Metropolitan News-Enterprise

 

Friday, June 21, 2013

 

Page 1

 

L.A. City Employees Have the Right to Arbitrate Furloughs—S.C.

 

By KENNETH OFGANG, Staff Writer

 

Los Angeles city employees have the right to arbitrate furloughs implemented as a budget-cutting measure, the state Supreme Court ruled yesterday.

In a 4-3 decision, justices overruled Div. Three of this district’s Court of Appeal, which held that the arbitration clauses in the employee unions’ agreements with the city violate the city charter, which gives the mayor and City Council non-delegable power to decide whether furloughs are necessary.

Justice Joyce L. Kennard authored the opinion of the court, which was joined by Chief Justice Tani Cantil-Sakauye and Justices Kathryn M. Werdegar and Goodwin Liu. Justice Carol Corrigan authored the dissent, which was joined by Justices Ming Chin and Marvin Baxter.

Reinstated Order

The high court ruling reinstates Los Angeles Superior Court Judge Gregory Alarcon order in favor of the Engineers and Architects Association, requiring arbitration of over 400 employee grievances.
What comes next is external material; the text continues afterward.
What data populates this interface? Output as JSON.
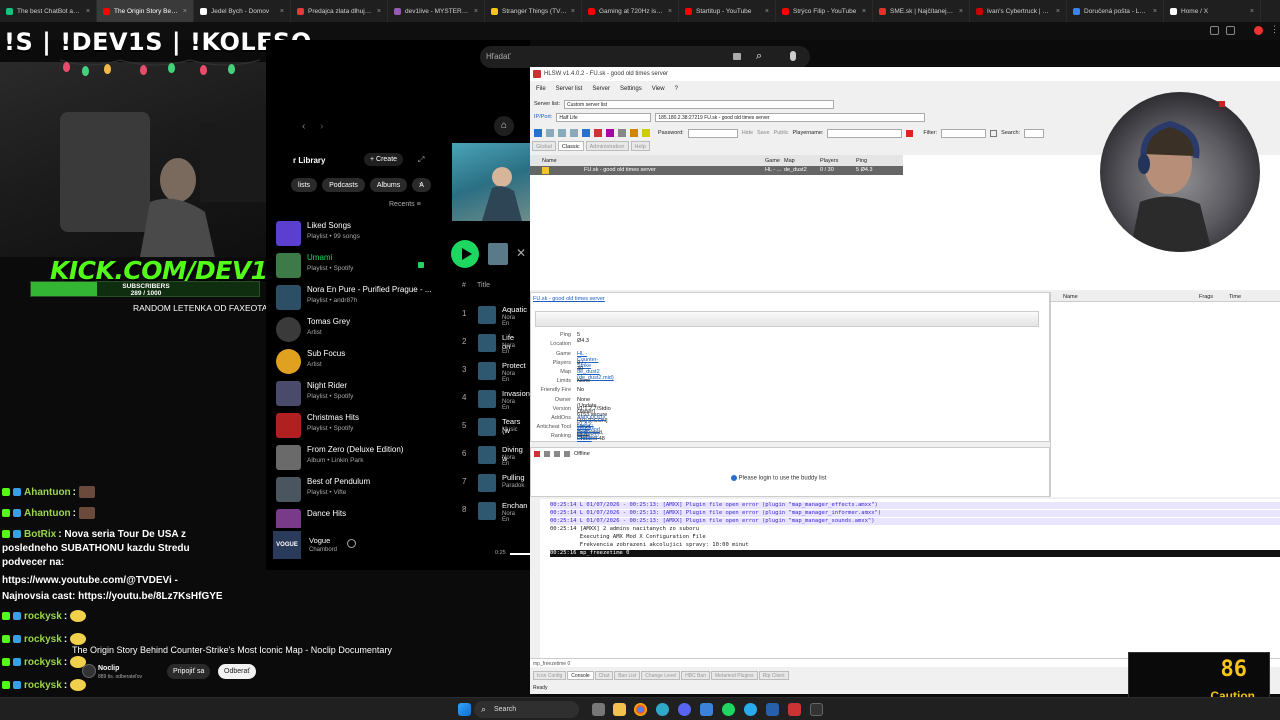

The city implemented the furloughs under the mayor’s May 2009 declaration of fiscal emergency and a subsequently enacted emergency ordinance directing the mayor to implement a furlough plan. The ordinance was accompanied by findings that the city’s general fund deficit had reached $529 million and would grow to more than $1 billion by the end of the 2010-2011 fiscal year absent changes, that the city needed to cut expenses and borrow funds to avoid running out of cash, and that labor-related costs had to be reduced because they were 80 percent of the city’s expenses.

The city cited Government Code Sec. 3404.5, and the city’s own Administrative Code, both of which provide an “emergency” exception to the city’s obligation to consult with employee unions prior to adopting ordinances relating to matters within the scope of union representation.

The city began furloughing employees one day per 80-hour pay period, although benefits based on an 80-hour pay period were maintained. Employee grievances over the furloughs were denied on the ground that the emergency ordinance trumped any conflicting provision of the MOUs.

Obtain Binding Arbitration

EAA invoked the clauses of its MOUs that allow the union and its represented employees to obtain binding arbitration after all prior steps of the grievance process have been completed. It argued that the issue of whether furloughs violated the workweek and salary provisions of the MOUs would involve the “interpretation or application” of those agreements, thus rendering the issue grievable.

Kennard, writing for the high court, said the union was correct.

The city, the justice explained, contends that the furloughs were legal because the MOU allows it to unilaterally “relieve City employees from duty because of . . . lack of funds,” while the union claims that provision allows layoffs, but not furloughs. This is an interpretive dispute subject to the grievance procedure, and eventually to arbitration.

The justice went on to reject the argument that the MOU, as thus construed, interferes with the prerogatives of the mayor and council and thus violates the charter.

“By ratifying the MOUs, the City made discretionary choices in the exercise of its salary-setting and budget-making authority,” the jurist wrote. “By deciding whether the furlough program violates the terms of those MOUs, the arbitrator would not be exercising any such discretionary authority. Rather, the arbitrator’s role would be limited to interpreting the MOUs for the purpose of determining whether the furlough program violates the terms of those MOUs.”

The city, she went on to say, failed to identify any charter provision that prohibits arbitration under the circumstances.

Agreed to Furloughs

Corrigan, writing for the dissenters, agreed that the charter allowed the city to agree to arbitration of emergency furloughs. But the majority, she argued, was wrong to conclude that the city had done so.

“To the contrary, [the city and the union] agreed that the City would retain the authority to relieve employees from duty due to lack of funds, with arbitration limited to the practical consequences of that decision,” Corrigan wrote. “Only a specific contract provision could restrict the City’s exercise of its prerogative. There is no such provision. Therefore, the decision to impose furloughs was a reserved management right, beyond the scope of arbitration.”

Deputy City Attorneys Janis Levart Barquist and Jennifer Maria Handzlik argued for the city in the Supreme Court, while Gregg McLean Adam of San Francisco’s Carroll, Burdick & McDonough argued for the union.

The case is City of Los Angeles v. Superior Court (Engineers & Architects Association), 13 S.O.S. 3123.